The documents were released to New York Times reporter Charlie Savage through a FOIA lawsuit. Savage reported on the new information Tuesday. They reveal two orders from May and August 2007 from federal judge Roger Vinson, who was then serving on the Foreign Intelligence Surveillance Court, allowing the NSA to carry out secret wiretaps and setting the course for newer, broader interpretations of the Foreign Intelligence Surveillance Act (FISA) that would allow the surveillance program to grow in scope and power for years.
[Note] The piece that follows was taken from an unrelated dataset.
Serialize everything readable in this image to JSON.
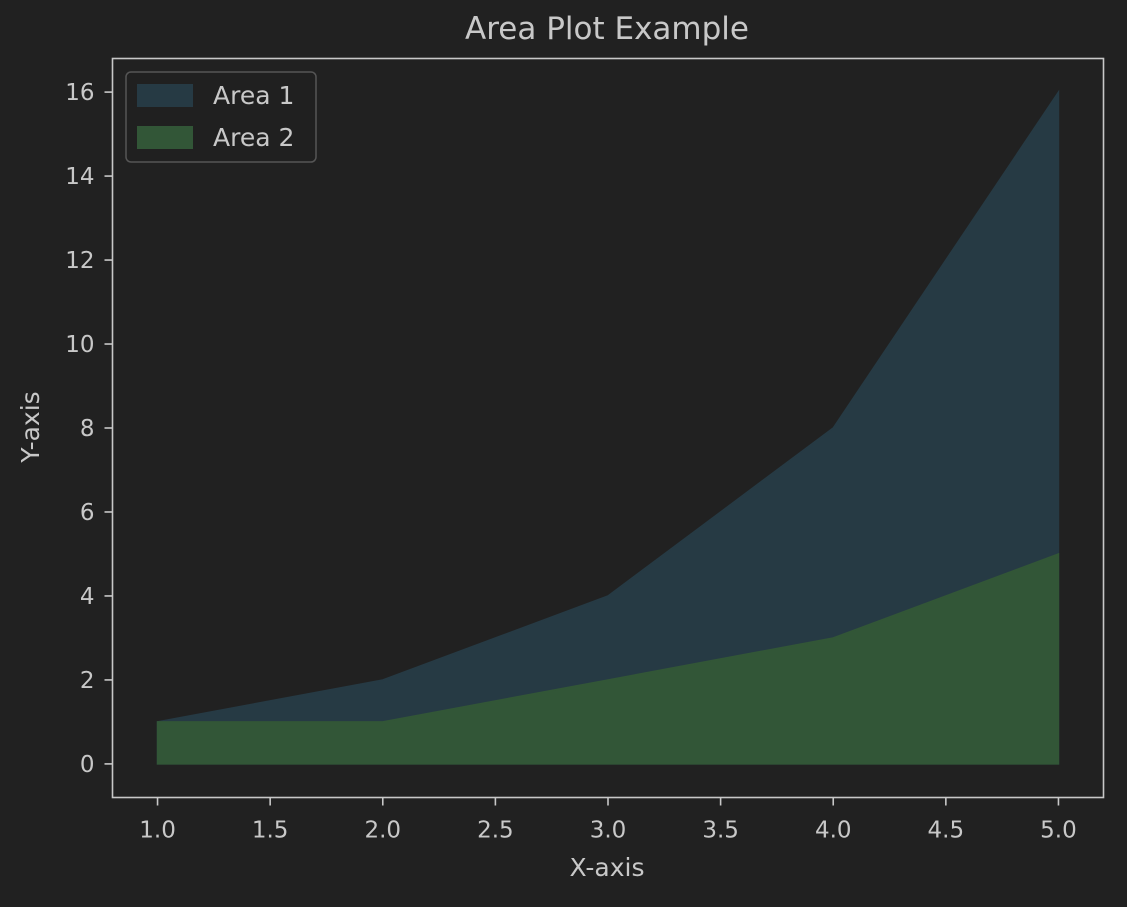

Further, the documents show the ambiguous standards of the program that allowed it to stretch the court's definitions of "targets" and, at times, work backwards after a wiretap had been carried out to prove that probable cause requirements had been met.

Savage writes:

[Vinson] approved continued surveillance on a long list of accounts that were already under watch, while signing off on a process that allowed the N.S.A. to systematically begin monitoring new phone numbers and email addresses without waiting for judicial approval.

Instead, the government would compile lists of all its new targets and its reasons for going after them, which it would show to the court in weekly reports. The court would then make after-the-fact findings that the probable cause requirements had been met for those, too.

The order also acknowledges that some domestic communications may be "inadvertently" acquired in the surveillance process. In those cases, the NSA should "minimize the review" of those phone calls and emails, if they do not "contain foreign intelligence information or evidence of a crime."

Vinson's August order noted that Judges George Kazen, John Bates, Dee Benson, Frederick Scullin and Colleen Kollar-Kotelly, who also served on the court, were concerned over the extent of the NSA's knowledge of its surveillance targets.

"Roving wiretaps are reserved for investigations in which the accounts... are 'unknown' at the time of the order," Savage writes. "But Judge Vinson insisted that it was acceptable for the N.S.A. to use the power to target accounts it already knew about, too, so long as analysts had not yet completed the process of 'connecting the dots' until after the application for the order."

Vinson's May order expired on August 24, 2007 and was not renewed. But by that point, the Protect America Act--which allowed the NSA to continue the warrantless surveillance it had already been engaged in--was passed by Congress and signed into law by President George W. Bush.